The staff emblem rattling above the lead rider showed the markings of Caesar's famed Sixth Legion, and even before they were close enough for the assassin to see the details of the faces of the riders themselves, he knew the man at their center to be Mark Antony: the general was broad-shouldered and handsome in his signet robes, with thick curls of red hair bouncing at every downbeat, and he exuded arrogance and assumptive power with every movement. Even the strong and impassioned way he drove his steed, completely heedless of consequence to the beast, seemed emblematic of the man. If the citizens of Rome knew but one thing about Antony it was that he was full of fire, his eyes never alight on anything but his goal. He'd been Julius Caesar's finest general, perhaps his best friend, and for some reason—Valerius couldn't fathom why—his life had been spared by the conspiratorial senators.

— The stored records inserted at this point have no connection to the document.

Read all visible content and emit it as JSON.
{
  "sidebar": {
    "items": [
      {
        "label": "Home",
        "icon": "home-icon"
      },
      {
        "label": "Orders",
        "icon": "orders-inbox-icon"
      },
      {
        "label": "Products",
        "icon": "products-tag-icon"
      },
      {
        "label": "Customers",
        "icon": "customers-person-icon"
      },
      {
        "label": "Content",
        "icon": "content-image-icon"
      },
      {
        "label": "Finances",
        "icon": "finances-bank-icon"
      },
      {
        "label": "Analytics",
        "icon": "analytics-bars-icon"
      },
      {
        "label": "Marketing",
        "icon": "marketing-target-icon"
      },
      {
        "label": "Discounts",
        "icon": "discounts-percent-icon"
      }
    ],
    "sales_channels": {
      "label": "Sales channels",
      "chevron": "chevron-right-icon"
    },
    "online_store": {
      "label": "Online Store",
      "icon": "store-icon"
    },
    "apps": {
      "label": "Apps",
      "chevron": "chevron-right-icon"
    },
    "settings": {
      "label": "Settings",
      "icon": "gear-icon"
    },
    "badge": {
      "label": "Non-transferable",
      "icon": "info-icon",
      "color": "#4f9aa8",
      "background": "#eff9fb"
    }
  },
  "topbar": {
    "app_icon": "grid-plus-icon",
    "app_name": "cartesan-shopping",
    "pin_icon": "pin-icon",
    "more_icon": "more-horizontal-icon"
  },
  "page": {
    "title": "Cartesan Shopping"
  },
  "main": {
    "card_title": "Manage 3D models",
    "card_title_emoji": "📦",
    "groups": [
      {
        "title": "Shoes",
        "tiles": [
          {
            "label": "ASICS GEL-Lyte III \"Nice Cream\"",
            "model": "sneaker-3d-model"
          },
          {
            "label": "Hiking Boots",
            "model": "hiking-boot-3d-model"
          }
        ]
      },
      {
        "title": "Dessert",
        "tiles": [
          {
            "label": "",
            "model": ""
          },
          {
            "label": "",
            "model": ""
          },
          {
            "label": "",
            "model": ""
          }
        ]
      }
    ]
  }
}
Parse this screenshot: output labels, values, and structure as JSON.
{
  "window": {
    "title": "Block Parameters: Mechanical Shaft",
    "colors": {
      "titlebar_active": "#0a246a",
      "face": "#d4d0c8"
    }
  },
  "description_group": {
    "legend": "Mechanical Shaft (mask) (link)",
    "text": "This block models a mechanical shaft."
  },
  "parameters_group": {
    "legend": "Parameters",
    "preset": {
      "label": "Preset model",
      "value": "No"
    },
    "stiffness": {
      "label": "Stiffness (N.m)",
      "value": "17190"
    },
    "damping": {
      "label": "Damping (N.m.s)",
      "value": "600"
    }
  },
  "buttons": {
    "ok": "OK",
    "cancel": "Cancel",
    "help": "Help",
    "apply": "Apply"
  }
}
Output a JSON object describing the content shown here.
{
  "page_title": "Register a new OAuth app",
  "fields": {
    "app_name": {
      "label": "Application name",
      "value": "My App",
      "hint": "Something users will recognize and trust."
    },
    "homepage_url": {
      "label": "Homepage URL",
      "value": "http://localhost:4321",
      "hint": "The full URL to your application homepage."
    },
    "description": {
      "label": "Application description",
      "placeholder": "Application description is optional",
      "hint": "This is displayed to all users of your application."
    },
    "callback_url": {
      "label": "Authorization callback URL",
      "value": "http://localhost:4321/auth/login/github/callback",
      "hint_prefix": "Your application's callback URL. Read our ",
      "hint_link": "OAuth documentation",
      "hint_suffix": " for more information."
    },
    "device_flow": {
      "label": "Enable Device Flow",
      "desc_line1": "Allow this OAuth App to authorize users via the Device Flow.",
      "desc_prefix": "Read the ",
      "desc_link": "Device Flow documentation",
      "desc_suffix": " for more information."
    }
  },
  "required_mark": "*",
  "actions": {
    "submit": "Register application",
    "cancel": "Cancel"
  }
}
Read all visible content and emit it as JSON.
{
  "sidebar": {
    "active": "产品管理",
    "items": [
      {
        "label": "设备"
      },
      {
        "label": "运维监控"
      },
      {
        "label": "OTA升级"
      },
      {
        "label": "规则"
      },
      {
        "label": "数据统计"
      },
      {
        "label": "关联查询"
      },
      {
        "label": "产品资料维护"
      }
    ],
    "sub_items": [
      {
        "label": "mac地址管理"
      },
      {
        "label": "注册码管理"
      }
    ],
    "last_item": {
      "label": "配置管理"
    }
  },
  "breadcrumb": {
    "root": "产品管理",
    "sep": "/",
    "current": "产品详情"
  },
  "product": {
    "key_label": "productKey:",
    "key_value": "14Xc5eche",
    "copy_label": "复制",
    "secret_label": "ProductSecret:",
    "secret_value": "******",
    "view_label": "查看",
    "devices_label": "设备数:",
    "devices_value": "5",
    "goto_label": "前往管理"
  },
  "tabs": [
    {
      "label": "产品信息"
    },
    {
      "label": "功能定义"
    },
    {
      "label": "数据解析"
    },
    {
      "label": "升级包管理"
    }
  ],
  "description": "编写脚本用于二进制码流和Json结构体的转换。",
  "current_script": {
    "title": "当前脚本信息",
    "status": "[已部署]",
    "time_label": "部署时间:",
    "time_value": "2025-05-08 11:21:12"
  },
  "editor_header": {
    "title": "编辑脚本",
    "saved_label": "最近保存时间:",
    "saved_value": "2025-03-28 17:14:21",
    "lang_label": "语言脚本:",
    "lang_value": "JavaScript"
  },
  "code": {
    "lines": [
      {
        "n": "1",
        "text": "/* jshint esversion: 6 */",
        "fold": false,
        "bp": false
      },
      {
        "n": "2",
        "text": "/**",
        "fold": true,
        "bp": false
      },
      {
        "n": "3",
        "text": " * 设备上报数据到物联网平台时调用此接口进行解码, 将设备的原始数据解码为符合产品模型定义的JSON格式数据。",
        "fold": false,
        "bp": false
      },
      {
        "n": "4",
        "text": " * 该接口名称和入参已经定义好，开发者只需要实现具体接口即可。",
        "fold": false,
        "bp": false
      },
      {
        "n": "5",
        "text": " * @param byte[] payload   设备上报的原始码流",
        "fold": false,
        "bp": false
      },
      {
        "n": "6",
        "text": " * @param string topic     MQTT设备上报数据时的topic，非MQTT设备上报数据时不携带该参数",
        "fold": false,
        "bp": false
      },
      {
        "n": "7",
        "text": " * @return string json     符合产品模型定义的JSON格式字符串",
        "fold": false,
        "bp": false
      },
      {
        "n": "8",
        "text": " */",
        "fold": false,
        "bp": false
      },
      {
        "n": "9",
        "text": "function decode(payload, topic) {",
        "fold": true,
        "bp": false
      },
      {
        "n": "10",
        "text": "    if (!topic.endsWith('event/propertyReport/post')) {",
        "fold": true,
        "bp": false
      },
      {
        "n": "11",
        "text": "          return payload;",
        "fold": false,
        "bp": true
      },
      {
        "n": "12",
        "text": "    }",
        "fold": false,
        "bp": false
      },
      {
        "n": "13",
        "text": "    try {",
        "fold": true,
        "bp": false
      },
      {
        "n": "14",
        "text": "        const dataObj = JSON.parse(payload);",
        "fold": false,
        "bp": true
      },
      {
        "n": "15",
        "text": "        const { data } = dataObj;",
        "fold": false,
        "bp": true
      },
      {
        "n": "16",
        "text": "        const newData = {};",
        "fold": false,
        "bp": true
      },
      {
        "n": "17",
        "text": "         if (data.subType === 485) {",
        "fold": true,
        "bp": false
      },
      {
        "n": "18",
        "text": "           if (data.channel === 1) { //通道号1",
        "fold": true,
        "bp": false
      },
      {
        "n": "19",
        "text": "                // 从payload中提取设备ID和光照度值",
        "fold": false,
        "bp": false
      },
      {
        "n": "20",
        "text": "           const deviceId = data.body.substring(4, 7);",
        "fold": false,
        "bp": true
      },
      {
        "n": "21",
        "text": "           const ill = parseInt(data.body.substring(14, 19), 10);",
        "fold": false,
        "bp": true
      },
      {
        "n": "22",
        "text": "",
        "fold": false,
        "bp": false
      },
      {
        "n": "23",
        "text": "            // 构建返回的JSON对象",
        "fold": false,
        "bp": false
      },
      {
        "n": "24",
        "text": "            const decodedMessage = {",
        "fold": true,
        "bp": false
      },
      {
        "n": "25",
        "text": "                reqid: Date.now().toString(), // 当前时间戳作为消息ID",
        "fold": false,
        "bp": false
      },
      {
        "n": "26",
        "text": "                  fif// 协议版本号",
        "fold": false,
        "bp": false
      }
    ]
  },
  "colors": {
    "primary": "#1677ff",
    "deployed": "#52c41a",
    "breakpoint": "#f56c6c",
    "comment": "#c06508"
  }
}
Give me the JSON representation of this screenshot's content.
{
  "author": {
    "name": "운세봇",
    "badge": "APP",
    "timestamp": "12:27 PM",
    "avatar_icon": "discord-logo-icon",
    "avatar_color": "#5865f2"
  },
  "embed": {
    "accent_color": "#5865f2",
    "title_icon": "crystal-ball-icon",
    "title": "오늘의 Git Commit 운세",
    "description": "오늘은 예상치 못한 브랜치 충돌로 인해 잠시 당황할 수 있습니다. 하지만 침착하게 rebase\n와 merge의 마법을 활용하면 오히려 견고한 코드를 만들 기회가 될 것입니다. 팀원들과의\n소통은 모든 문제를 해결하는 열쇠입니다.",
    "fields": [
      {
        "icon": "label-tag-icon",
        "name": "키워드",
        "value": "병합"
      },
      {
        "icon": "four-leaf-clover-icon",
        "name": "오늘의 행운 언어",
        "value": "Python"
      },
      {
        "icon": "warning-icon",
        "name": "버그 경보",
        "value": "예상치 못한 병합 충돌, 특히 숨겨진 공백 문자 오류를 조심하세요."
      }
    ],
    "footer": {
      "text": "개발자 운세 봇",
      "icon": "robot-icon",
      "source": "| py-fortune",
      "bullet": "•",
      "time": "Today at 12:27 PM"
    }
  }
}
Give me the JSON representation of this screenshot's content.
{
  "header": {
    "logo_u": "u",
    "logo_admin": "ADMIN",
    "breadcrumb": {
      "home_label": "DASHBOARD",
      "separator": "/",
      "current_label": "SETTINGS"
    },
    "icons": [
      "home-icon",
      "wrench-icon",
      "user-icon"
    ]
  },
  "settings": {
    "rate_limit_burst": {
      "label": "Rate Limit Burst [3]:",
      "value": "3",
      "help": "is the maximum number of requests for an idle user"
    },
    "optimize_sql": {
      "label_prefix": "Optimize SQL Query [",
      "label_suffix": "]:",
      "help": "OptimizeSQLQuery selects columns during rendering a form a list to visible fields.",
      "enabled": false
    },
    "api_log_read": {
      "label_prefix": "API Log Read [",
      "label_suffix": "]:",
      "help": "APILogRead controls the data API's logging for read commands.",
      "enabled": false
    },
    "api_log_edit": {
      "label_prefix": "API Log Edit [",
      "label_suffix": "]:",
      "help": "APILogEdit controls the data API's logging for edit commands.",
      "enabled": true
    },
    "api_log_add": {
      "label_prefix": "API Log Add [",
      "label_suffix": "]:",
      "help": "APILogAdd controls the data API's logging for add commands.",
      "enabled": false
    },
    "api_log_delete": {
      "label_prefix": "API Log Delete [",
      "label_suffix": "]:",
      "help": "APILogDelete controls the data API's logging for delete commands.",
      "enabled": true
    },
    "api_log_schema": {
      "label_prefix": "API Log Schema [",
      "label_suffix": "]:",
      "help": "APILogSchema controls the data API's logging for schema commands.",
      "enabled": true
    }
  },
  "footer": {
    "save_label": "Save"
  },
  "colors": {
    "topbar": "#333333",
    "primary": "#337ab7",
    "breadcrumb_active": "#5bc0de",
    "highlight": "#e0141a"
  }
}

Valerius slowly and methodically stretched some of his tense muscles, grateful for Antony's appearance. He'd counted on an emissary coming to call on the distraught queen of Egypt, but none could be more ideal than Antony. Chaos followed the man like the wake of a passing ship, and his arrival would be sure to send the household into even greater confusion than that which it already labored under, making it far easier for the assassin to complete his work.

*   *   *

Tucked behind the drapes of a momentarily calm foyer, his lungs moving shallow and silent, Valerius listened to the sounds of the villa: servants' feet rushing between rooms, pots and dishes being moved about in the kitchens, the muted sobs of a woman crying, and, very close, the quiet breathing of someone waiting in a nearby doorway. A male someone, by the sound of the breathing. Octavian's contact, he hoped.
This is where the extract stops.